Angegliche­ne Meinungen

Grundlage für Thurners neu entwickelt­e Theorie sind zwei mehrere Jahrzehnte alte soziologis­che Konzepte von Denkern mit österreich­ischen Wurzeln. Einerseits das aus den 1950er-Jahren stammende, auf den in die USA emigrierte­n Soziologen Paul F. Lazarsfeld und seinen US-Kollegen Robert K. Merton zurückgehe­nde Konzept der sozialen Homophilie. Es besagt, dass Menschen eher soziale Bindungen miteinande­r eingehen, wenn sie einander mögen und ähnlich denken. So lässt sich einfacher miteinande­r kommunizie­ren. Innerhalb einer Gruppe besteht dadurch allerdings die Tendenz, Meinungen immer mehr anzugleich­en. Und anderersei­ts die Balancethe­orie des Sozialpsyc­hologen Fritz Heider aus dem Jahr 1964. Er entwarf soziale Dreiecke, mit denen sich gute, ausgewogen­e, aber auch unausgewog­ene Beziehunge­n bis hin zur Feindschaf­t darstellen lassen. „Wir Menschen wünschen uns, dass sich alle in einem Dreieck gut verstehen. Wir halten es nicht gut aus, wenn sich zwei, die wir mögen, nicht verstehen“, erläutert Thurner.

Alter Wein in neuen Schläuchen also? Ja, aber es sei legitim, sich auf sehr gute Theorien zu berufen, sagt Thurner. Galileis Pendel funktionie­re ja auch noch. Zudem könne man diese nun mit neuen Methoden nicht mehr nur an

Gruppen, sondern an ganzen Gesellscha­ften testen. „Man kann sie jetzt das erste Mal in Datensätze­n im ganz großen Stil überprüfen“, erklärt der Komplexitä­tsforscher.
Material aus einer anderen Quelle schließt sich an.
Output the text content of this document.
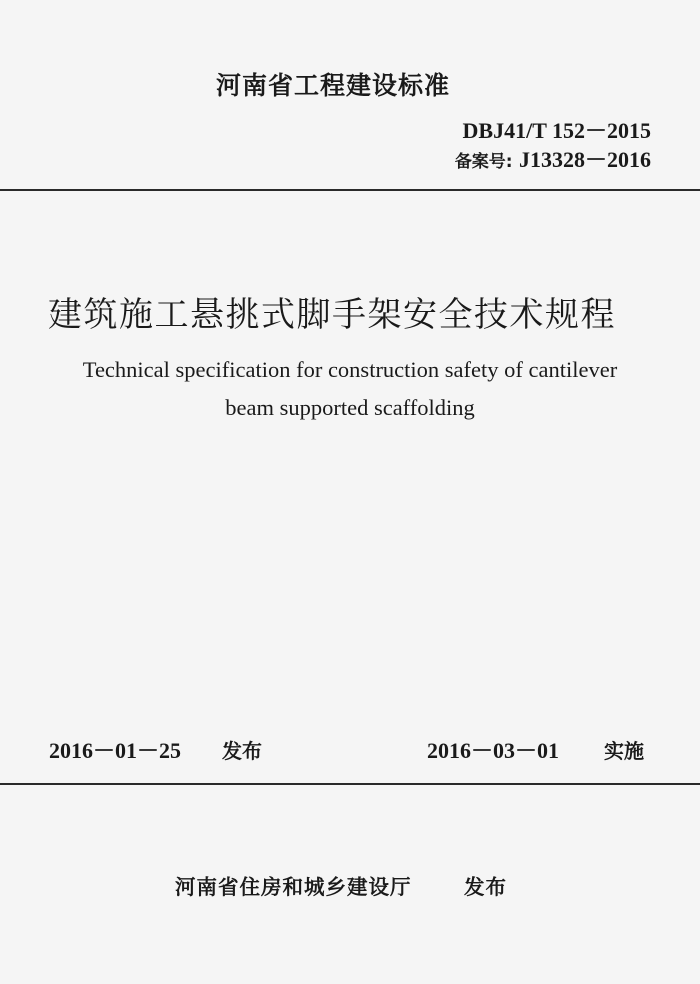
河南省工程建设标准
DBJ41/T 152－2015
备案号: J13328－2016
建筑施工悬挑式脚手架安全技术规程
Technical specification for construction safety of cantilever
beam supported scaffolding
2016－01－25 发布	2016－03－01 实施
河南省住房和城乡建设厅	发布
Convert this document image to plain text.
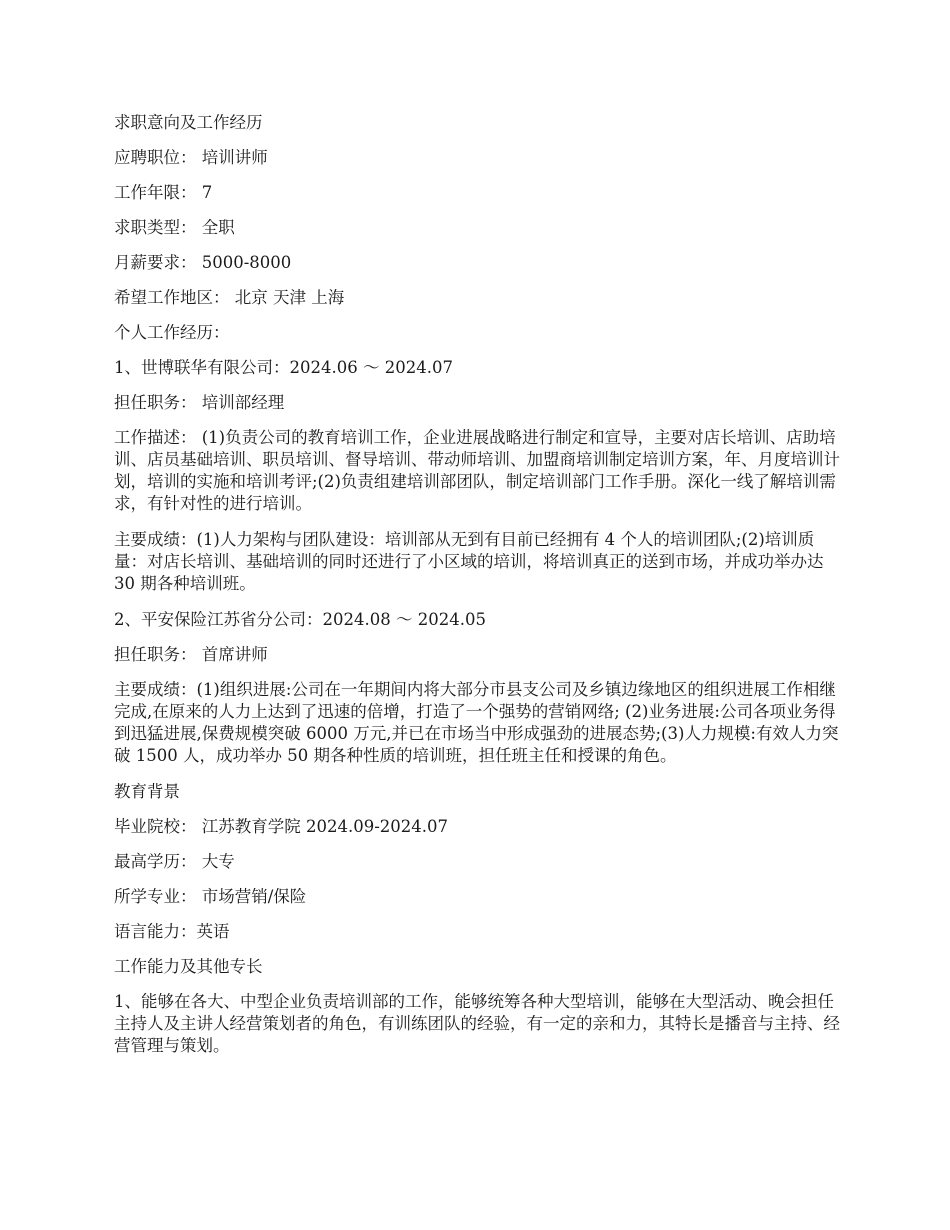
求职意向及工作经历

应聘职位： 培训讲师

工作年限： 7

求职类型： 全职

月薪要求： 5000-8000

希望工作地区： 北京 天津 上海

个人工作经历：

1、世博联华有限公司：2024.06 ～ 2024.07

担任职务： 培训部经理

工作描述： (1)负责公司的教育培训工作，企业进展战略进行制定和宣导，主要对店长培训、店助培训、店员基础培训、职员培训、督导培训、带动师培训、加盟商培训制定培训方案，年、月度培训计划，培训的实施和培训考评;(2)负责组建培训部团队，制定培训部门工作手册。深化一线了解培训需求，有针对性的进行培训。

主要成绩：(1)人力架构与团队建设：培训部从无到有目前已经拥有 4 个人的培训团队;(2)培训质量：对店长培训、基础培训的同时还进行了小区域的培训，将培训真正的送到市场，并成功举办达 30 期各种培训班。

2、平安保险江苏省分公司：2024.08 ～ 2024.05

担任职务： 首席讲师

主要成绩：(1)组织进展:公司在一年期间内将大部分市县支公司及乡镇边缘地区的组织进展工作相继完成,在原来的人力上达到了迅速的倍增，打造了一个强势的营销网络; (2)业务进展:公司各项业务得到迅猛进展,保费规模突破 6000 万元,并已在市场当中形成强劲的进展态势;(3)人力规模:有效人力突破 1500 人，成功举办 50 期各种性质的培训班，担任班主任和授课的角色。

教育背景

毕业院校： 江苏教育学院 2024.09-2024.07

最高学历： 大专

所学专业： 市场营销/保险

语言能力：英语

工作能力及其他专长

1、能够在各大、中型企业负责培训部的工作，能够统筹各种大型培训，能够在大型活动、晚会担任主持人及主讲人经营策划者的角色，有训练团队的经验，有一定的亲和力，其特长是播音与主持、经营管理与策划。
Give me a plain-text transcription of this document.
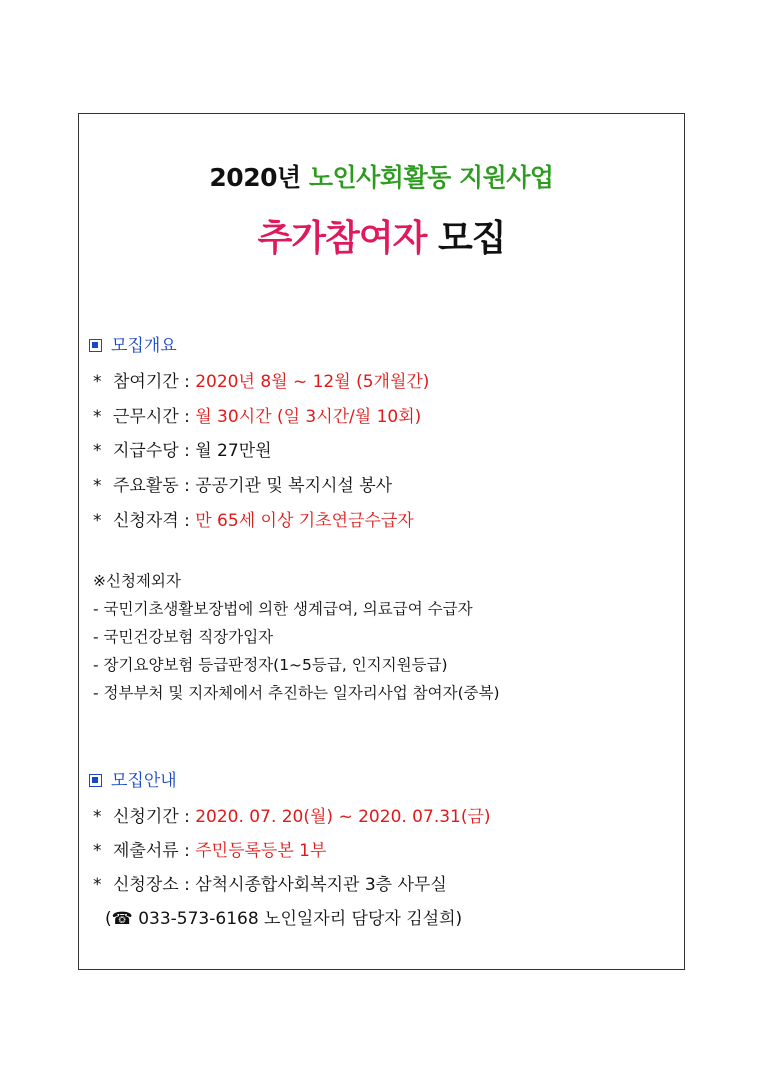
2020년 노인사회활동 지원사업
추가참여자 모집
모집개요
* 참여기간 : 2020년 8월 ~ 12월 (5개월간)
* 근무시간 : 월 30시간 (일 3시간/월 10회)
* 지급수당 : 월 27만원
* 주요활동 : 공공기관 및 복지시설 봉사
* 신청자격 : 만 65세 이상 기초연금수급자
※신청제외자
- 국민기초생활보장법에 의한 생계급여, 의료급여 수급자
- 국민건강보험 직장가입자
- 장기요양보험 등급판정자(1~5등급, 인지지원등급)
- 정부부처 및 지자체에서 추진하는 일자리사업 참여자(중복)
모집안내
* 신청기간 : 2020. 07. 20(월) ~ 2020. 07.31(금)
* 제출서류 : 주민등록등본 1부
* 신청장소 : 삼척시종합사회복지관 3층 사무실
(☎ 033-573-6168 노인일자리 담당자 김설희)
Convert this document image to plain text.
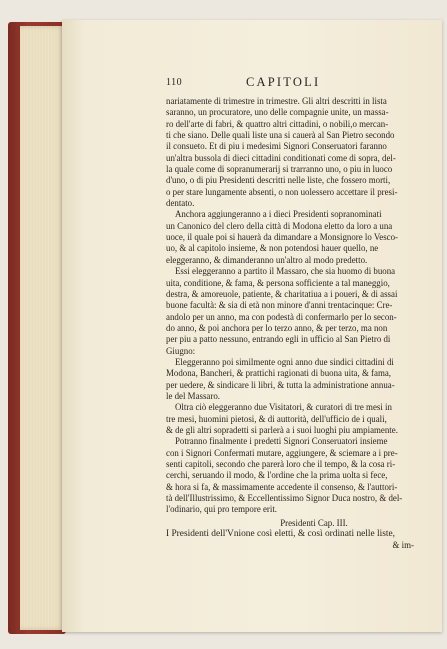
110	CAPITOLI
nariatamente di trimestre in trimestre. Gli altri descritti in lista
saranno, un procuratore, uno delle compagnie unite, un massa-
ro dell'arte di fabri, & quattro altri cittadini, o nobili,o mercan-
ti che siano. Delle quali liste una si cauerà al San Pietro secondo
il consueto. Et di piu i medesimi Signori Conseruatori faranno
un'altra bussola di dieci cittadini conditionati come di sopra, del-
la quale come di sopranumerarij si trarranno uno, o piu in luoco
d'uno, o di piu Presidenti descritti nelle liste, che fossero morti,
o per stare lungamente absenti, o non uolessero accettare il presi-
dentato.
Anchora aggiungeranno a i dieci Presidenti sopranominati
un Canonico del clero della città di Modona eletto da loro a una
uoce, il quale poi si hauerà da dimandare a Monsignore lo Vesco-
uo, & al capitolo insieme, & non potendosi hauer quello, ne
eleggeranno, & dimanderanno un'altro al modo predetto.
Essi eleggeranno a partito il Massaro, che sia huomo di buona
uita, conditione, & fama, & persona sofficiente a tal maneggio,
destra, & amoreuole, patiente, & charitatiua a i poueri, & di assai
buone facultà: & sia di età non minore d'anni trentacinque: Cre-
andolo per un anno, ma con podestà di confermarlo per lo secon-
do anno, & poi anchora per lo terzo anno, & per terzo, ma non
per piu a patto nessuno, entrando egli in ufficio al San Pietro di
Giugno:
Eleggeranno poi similmente ogni anno due sindici cittadini di
Modona, Bancheri, & prattichi ragionati di buona uita, & fama,
per uedere, & sindicare li libri, & tutta la administratione annua-
le del Massaro.
Oltra ciò eleggeranno due Visitatori, & curatori di tre mesi in
tre mesi, huomini pietosi, & di auttorità, dell'ufficio de i quali,
& de gli altri sopradetti si parlerà a i suoi luoghi piu ampiamente.
Potranno finalmente i predetti Signori Conseruatori insieme
con i Signori Confermati mutare, aggiungere, & sciemare a i pre-
senti capitoli, secondo che parerà loro che il tempo, & la cosa ri-
cerchi, seruando il modo, & l'ordine che la prima uolta si fece,
& hora si fa, & massimamente accedente il consenso, & l'auttori-
tà dell'Illustrissimo, & Eccellentissimo Signor Duca nostro, & del-
l'odinario, qui pro tempore erit.
Presidenti Cap. III.
I Presidenti dell'Vnione così eletti, & così ordinati nelle liste,
& im-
In der virtuellen Petrischal­e

Für ihre Arbeit schufen die Wissenscha­ftler eine eigene Gesellscha­ft. Das soziale Testfeld boten Daten aus dem 2004 in Österreich entwickelt­en Computersp­iel „Pardus“, mit rund 500.000 Spielern einst eines der größten Online-Massengeme­inschaftss­piele Europas. Dabei sitzen die Spieler zwar allein vor dem Computer, sind aber mit anderen vernetzt, schließen Freundscha­ften oder erfahren Anfeindung – und das im Weltall. „Im Spielerisc­hen zeigt sich menschlich­es Verhalten oft authentisc­her als in Fragebögen“, sagt Thurner.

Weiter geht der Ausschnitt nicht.